O trono de Seu Pai deixou em cima, tão livre e infinita é Sua graça!

Deixou o céu e as mansões da glória por amor a Sua esposa. Houve um pavoroso momento em que Ele bradou: “Deus meu, Deus meu, por que me desamparaste?Por aquele momento Ele foi separado de Seu Pai. E por quê? Ah, para que pudesse comprar e salvar esta Sua esposa que, agora, em decorrência dessa operação, é uma parte do Seu corpo, da Sua carne e dos Seus ossos.
Este é, digo eu, o supremo mistério. Não há nada mais maravilhoso, não há nada mais glorioso do que isto. Somos participantes da Sua natureza humana, estamos unidos a Ele, e o estaremos por toda a eternidade. Por isso nos dizem as Escrituras que estaremos acima dos anjos e os “julgaremos”. “Não sabeis vós”, diz Paulo em 1 Coríntios 6, “que os santos hão de julgar o mundo, que havemos de julgar os anjos?” Até os anjos!
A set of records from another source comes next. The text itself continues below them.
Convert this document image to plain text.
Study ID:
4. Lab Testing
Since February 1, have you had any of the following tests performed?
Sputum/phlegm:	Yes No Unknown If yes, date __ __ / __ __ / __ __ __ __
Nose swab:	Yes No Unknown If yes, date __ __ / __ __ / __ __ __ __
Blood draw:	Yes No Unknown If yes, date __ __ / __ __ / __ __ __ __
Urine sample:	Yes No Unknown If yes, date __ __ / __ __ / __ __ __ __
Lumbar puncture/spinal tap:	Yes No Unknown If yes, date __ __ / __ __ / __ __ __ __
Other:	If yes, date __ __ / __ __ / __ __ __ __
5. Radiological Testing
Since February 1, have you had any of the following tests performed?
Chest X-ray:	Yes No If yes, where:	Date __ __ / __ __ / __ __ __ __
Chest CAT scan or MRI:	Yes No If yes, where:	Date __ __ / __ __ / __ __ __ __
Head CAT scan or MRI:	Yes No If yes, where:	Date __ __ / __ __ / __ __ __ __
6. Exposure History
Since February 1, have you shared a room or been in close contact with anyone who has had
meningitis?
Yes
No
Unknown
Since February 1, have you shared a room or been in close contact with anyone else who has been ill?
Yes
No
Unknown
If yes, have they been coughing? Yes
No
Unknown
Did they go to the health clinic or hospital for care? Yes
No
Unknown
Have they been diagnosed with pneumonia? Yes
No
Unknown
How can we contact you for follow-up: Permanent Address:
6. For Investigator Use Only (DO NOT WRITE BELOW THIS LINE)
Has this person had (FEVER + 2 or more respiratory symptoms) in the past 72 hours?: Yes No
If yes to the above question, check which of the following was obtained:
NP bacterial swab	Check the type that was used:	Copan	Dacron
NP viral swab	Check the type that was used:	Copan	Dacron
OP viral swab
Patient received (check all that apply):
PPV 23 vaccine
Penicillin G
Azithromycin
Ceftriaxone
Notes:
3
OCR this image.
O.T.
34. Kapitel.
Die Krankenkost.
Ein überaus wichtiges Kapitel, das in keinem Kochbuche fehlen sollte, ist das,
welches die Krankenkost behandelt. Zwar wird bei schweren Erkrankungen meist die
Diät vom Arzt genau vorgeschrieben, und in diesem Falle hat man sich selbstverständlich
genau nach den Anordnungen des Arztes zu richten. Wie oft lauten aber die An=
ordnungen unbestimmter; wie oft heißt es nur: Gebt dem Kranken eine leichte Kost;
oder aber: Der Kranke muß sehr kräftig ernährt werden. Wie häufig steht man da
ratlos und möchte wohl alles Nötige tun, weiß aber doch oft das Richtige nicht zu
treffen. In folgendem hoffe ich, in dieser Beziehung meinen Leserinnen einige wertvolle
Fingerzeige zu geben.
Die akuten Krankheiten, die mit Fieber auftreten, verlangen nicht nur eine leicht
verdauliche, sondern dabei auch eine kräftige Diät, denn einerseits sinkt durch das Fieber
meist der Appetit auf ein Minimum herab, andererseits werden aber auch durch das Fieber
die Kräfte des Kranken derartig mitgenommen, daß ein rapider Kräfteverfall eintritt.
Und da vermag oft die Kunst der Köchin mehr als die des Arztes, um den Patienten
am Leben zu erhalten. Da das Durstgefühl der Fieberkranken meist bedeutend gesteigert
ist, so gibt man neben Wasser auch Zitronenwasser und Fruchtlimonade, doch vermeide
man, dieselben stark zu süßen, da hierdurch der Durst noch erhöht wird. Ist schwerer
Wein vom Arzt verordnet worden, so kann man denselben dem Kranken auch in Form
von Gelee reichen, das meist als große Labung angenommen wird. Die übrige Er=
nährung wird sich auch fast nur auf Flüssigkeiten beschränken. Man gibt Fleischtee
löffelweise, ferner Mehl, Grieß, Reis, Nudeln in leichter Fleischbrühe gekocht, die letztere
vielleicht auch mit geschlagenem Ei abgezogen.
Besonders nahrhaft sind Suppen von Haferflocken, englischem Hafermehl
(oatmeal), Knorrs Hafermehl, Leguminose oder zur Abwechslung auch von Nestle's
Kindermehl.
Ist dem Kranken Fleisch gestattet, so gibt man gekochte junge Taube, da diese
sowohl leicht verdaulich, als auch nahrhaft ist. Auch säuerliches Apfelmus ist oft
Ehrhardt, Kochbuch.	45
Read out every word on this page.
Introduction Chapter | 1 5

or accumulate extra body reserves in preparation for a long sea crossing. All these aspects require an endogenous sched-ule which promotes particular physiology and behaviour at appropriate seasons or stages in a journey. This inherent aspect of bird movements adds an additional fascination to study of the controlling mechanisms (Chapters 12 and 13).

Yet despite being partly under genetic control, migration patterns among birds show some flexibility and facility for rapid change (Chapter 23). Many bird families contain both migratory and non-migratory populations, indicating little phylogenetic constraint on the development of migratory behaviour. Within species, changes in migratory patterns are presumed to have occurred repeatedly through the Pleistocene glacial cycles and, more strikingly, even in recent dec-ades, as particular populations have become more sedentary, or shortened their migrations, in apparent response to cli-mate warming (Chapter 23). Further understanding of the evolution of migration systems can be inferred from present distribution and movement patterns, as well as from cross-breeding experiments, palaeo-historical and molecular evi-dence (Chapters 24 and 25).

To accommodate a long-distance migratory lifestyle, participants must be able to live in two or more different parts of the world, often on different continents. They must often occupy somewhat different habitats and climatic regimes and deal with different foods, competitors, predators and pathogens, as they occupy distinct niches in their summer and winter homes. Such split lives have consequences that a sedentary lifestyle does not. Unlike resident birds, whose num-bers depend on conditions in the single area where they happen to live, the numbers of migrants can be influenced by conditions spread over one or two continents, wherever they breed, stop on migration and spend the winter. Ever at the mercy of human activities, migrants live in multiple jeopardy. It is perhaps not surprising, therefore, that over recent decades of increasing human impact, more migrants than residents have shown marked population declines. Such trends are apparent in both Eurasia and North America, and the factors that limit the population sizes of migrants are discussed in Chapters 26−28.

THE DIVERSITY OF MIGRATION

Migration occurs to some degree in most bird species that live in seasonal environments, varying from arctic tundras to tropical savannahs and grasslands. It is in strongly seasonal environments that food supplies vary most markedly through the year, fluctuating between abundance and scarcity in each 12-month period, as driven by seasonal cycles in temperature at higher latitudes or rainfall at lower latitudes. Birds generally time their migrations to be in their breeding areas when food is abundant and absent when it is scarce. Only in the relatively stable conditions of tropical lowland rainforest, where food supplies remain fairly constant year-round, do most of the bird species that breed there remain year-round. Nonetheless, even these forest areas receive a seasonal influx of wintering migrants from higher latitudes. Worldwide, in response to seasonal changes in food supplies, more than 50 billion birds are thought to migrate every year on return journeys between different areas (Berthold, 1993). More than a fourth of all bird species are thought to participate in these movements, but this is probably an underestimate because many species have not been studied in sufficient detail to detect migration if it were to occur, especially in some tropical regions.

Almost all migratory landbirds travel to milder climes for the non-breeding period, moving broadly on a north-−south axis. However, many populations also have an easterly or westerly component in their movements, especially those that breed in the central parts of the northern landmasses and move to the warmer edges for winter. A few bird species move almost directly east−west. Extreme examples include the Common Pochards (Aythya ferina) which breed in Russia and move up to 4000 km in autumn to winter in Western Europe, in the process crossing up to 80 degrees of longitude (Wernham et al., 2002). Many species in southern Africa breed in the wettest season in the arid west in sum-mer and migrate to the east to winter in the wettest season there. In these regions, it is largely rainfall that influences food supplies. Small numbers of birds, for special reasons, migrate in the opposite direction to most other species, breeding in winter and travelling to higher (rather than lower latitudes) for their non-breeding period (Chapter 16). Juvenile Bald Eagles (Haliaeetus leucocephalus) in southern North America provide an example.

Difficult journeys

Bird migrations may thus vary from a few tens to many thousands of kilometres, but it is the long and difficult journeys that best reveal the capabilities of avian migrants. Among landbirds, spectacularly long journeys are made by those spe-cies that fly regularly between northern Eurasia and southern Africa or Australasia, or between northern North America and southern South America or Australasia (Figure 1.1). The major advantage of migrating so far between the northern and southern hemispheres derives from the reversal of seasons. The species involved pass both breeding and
Por quê? Porque somos elevados acima deles, estamos no Filho, somos parte dEle, estamos unidos a Ele, somos “uma carne” com Ele. A Igreja é a esposa de Cristo, e quando pensamos nesta relação, devemos sempre fixar-nos neste mistério e dar-nos conta de que somos membros do Seu corpo, da Sua carne e dos Seus ossos. Sobretudo, porém, demo-nos conta do que Ele fez para que viéssemos a ser dEle. Ele deixou o trono de Seu Pai nas alturas, “humilhou-se a si mesmo”, “esvaziou-se a si mesmo” - é assim que Ele ama a Igreja! “Vós, maridos, amai vossas mulheres, como também Cristo amou a igreja, e a si mesmo se entregou por ela.